Nesta sentença Evangélica fundou o glorioso S. Bernardino uma graciosa parábola. Diz que era um Rei que tinha duas filhas: uma delas de singular formosura, galhardo talhe, mui cortesã e alegre; a outra muito feia e pouco asseada, seu semblante pálido, seu trato retirado. Esta vendo-se tão inferior à outra, ia chorar ao pai, carpindo-se que ninguém a quereria por esposa. Disse-lhe o pai: – Aquieta-te filha, que eu tenho determinado que quem escolher a tua irmã não leve mais dote que a sua formosura e boa conversação; e quem te escolher a ti, levará por dote o meu Reino. Oh que boa doutrina! Este Rei é Deus: as duas irmãs são a opulência e a pobreza: e são filhas do mesmo pai; porque Deus fez o pobre e o rico: Dives et pauper obviaverunt sibi: et utriusque operator est Dominus (Prov. 22. 2).
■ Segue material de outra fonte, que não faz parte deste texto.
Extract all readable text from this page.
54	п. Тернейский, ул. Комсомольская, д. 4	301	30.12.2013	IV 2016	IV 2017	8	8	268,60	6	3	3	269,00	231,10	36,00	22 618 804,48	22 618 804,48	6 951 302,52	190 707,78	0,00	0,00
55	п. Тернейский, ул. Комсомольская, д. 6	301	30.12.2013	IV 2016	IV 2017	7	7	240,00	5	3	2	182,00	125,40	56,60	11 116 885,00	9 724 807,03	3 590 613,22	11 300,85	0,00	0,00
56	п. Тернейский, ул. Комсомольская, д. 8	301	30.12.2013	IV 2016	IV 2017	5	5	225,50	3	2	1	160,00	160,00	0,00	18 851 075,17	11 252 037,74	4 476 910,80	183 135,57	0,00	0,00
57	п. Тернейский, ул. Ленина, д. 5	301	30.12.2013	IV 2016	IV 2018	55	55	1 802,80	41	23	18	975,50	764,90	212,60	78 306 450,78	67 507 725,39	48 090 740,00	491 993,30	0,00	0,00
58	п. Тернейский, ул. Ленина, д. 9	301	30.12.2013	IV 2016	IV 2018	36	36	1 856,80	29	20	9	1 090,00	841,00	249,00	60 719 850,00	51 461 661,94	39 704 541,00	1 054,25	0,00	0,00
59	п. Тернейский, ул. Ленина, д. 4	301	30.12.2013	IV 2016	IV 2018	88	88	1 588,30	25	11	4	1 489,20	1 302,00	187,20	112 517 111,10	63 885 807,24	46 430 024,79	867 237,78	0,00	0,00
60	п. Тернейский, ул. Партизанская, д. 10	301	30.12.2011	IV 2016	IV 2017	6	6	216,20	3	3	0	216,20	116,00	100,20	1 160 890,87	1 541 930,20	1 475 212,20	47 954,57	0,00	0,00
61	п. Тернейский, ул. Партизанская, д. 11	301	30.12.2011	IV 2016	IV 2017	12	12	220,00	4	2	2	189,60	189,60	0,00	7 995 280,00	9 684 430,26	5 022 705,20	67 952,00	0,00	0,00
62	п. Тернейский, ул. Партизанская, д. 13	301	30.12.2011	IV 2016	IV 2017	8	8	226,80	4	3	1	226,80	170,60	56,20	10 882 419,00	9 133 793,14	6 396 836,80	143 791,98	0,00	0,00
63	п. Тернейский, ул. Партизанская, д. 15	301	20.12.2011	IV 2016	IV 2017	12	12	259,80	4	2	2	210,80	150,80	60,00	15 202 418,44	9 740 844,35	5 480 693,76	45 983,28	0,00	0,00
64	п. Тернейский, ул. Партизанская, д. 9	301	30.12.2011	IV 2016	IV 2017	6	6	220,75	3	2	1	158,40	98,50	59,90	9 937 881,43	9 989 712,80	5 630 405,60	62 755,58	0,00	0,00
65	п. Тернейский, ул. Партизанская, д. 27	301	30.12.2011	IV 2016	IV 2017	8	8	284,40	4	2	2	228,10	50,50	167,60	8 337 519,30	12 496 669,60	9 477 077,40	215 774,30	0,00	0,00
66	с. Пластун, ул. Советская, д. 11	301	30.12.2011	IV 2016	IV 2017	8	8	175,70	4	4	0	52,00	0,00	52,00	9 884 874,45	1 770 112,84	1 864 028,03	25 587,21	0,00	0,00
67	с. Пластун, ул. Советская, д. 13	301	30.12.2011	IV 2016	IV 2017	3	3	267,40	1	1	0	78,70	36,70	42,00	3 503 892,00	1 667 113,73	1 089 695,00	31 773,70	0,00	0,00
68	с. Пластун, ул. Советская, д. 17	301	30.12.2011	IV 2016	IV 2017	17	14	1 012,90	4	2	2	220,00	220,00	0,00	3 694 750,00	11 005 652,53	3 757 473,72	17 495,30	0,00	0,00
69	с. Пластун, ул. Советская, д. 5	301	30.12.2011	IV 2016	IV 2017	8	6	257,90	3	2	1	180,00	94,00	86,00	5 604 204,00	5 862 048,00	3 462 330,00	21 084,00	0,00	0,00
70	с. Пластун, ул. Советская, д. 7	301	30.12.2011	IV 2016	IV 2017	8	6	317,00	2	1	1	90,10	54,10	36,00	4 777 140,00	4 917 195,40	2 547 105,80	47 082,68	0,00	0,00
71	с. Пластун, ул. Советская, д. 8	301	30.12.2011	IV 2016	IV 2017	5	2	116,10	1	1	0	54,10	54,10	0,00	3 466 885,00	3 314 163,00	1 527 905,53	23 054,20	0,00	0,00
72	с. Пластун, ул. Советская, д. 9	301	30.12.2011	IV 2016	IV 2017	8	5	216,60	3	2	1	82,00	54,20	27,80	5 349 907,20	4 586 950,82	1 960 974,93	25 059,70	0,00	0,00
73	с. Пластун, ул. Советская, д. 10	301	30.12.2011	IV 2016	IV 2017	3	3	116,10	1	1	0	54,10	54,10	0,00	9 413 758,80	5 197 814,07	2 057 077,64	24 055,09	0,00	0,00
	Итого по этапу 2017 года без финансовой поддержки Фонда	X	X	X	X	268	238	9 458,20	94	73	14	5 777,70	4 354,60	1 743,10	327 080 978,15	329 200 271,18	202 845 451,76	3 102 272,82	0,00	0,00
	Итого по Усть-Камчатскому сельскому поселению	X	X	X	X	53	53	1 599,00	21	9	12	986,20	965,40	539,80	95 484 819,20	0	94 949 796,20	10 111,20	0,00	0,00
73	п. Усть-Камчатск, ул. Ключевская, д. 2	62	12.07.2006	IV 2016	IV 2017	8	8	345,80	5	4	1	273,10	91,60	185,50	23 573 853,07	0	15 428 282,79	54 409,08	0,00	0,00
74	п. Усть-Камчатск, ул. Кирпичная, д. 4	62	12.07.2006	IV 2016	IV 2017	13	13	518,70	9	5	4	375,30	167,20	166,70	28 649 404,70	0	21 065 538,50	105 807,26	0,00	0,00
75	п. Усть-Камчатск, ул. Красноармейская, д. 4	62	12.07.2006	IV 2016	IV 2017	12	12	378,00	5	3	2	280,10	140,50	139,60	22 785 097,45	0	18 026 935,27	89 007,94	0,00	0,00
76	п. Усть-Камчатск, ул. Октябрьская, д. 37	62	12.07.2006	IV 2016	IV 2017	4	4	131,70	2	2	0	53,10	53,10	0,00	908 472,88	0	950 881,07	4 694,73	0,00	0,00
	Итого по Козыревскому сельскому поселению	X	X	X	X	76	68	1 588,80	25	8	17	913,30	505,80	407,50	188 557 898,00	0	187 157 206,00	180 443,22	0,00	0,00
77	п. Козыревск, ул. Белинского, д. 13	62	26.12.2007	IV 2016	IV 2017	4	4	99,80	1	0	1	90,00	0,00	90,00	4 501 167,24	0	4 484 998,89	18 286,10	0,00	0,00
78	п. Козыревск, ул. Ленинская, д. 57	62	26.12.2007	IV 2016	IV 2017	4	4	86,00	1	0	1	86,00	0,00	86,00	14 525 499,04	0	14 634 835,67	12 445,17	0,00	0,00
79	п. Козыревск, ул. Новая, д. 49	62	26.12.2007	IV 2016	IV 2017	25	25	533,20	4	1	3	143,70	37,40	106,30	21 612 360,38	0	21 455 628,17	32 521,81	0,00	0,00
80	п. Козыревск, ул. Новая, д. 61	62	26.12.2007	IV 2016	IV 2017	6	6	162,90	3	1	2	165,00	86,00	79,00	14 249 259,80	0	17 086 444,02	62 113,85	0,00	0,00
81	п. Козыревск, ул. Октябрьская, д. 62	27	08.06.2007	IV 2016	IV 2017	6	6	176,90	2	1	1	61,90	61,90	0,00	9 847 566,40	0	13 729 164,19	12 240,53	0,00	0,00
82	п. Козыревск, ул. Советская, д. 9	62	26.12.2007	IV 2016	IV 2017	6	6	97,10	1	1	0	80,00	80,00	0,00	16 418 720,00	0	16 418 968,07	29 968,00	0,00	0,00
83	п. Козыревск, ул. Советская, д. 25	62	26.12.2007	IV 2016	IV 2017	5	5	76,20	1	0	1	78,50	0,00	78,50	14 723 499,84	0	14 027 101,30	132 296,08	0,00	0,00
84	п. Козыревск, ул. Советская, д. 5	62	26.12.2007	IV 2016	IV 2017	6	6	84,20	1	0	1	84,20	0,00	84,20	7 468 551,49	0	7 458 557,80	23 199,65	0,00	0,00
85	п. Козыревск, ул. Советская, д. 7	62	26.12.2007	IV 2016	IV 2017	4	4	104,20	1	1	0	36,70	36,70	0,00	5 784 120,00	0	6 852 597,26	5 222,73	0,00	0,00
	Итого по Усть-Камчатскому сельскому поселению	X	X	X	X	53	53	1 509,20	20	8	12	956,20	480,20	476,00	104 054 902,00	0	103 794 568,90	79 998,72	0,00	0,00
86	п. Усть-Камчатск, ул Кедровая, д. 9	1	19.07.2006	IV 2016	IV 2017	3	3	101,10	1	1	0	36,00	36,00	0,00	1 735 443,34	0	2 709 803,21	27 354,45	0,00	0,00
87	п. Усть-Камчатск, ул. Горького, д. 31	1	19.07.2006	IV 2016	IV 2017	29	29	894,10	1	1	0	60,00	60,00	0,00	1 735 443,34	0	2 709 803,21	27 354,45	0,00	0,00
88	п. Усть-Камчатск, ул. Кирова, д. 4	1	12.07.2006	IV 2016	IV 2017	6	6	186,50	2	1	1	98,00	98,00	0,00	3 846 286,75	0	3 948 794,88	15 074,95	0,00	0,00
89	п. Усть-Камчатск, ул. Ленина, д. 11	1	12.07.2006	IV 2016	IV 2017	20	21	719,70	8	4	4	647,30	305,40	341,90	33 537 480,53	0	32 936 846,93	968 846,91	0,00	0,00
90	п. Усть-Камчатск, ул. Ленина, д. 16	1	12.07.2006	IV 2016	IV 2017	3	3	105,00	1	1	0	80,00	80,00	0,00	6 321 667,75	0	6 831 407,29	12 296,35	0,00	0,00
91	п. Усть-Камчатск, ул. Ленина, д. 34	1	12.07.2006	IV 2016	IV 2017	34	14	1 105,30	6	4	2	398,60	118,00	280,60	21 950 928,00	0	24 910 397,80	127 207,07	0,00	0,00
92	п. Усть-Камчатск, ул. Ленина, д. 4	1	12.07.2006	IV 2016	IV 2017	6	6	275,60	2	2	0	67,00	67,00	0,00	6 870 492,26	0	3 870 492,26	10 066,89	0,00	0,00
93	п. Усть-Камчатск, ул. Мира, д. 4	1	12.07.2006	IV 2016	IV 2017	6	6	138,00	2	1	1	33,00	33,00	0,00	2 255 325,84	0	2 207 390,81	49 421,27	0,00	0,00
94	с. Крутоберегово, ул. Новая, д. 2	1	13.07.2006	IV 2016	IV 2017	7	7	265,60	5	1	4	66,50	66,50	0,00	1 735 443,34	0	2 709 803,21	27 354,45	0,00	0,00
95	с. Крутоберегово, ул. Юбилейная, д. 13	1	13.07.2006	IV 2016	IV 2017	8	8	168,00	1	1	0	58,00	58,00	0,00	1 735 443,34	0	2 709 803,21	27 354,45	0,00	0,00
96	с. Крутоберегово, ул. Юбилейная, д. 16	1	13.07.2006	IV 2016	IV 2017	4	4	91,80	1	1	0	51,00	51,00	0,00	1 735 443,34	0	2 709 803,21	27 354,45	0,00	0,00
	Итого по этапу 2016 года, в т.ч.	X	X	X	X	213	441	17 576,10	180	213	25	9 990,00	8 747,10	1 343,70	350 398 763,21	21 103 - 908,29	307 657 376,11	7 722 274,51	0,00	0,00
A opulência é formosa aos olhos do mundo, luz muito, traja bem, vive contente, onde quer acha entrada e aplauso. Pelo contrário a pobreza é feia e triste, mete ascos e anda encantoada. Porém quem se casa com a opulência, não leva mais dote que essa mesma glória e luzimento do mundo, que logo passa. E quem recebe a pobreza e vive em paz com ela, promete-lhe Deus o Reino do Céu: Beati pauperes spiritu, quoniam ipsorum est regnum Caelorum (Mat. 5. 3).

Pe. Manuel Bernardes in «Sermões e Práticas», 1711 (póstumo).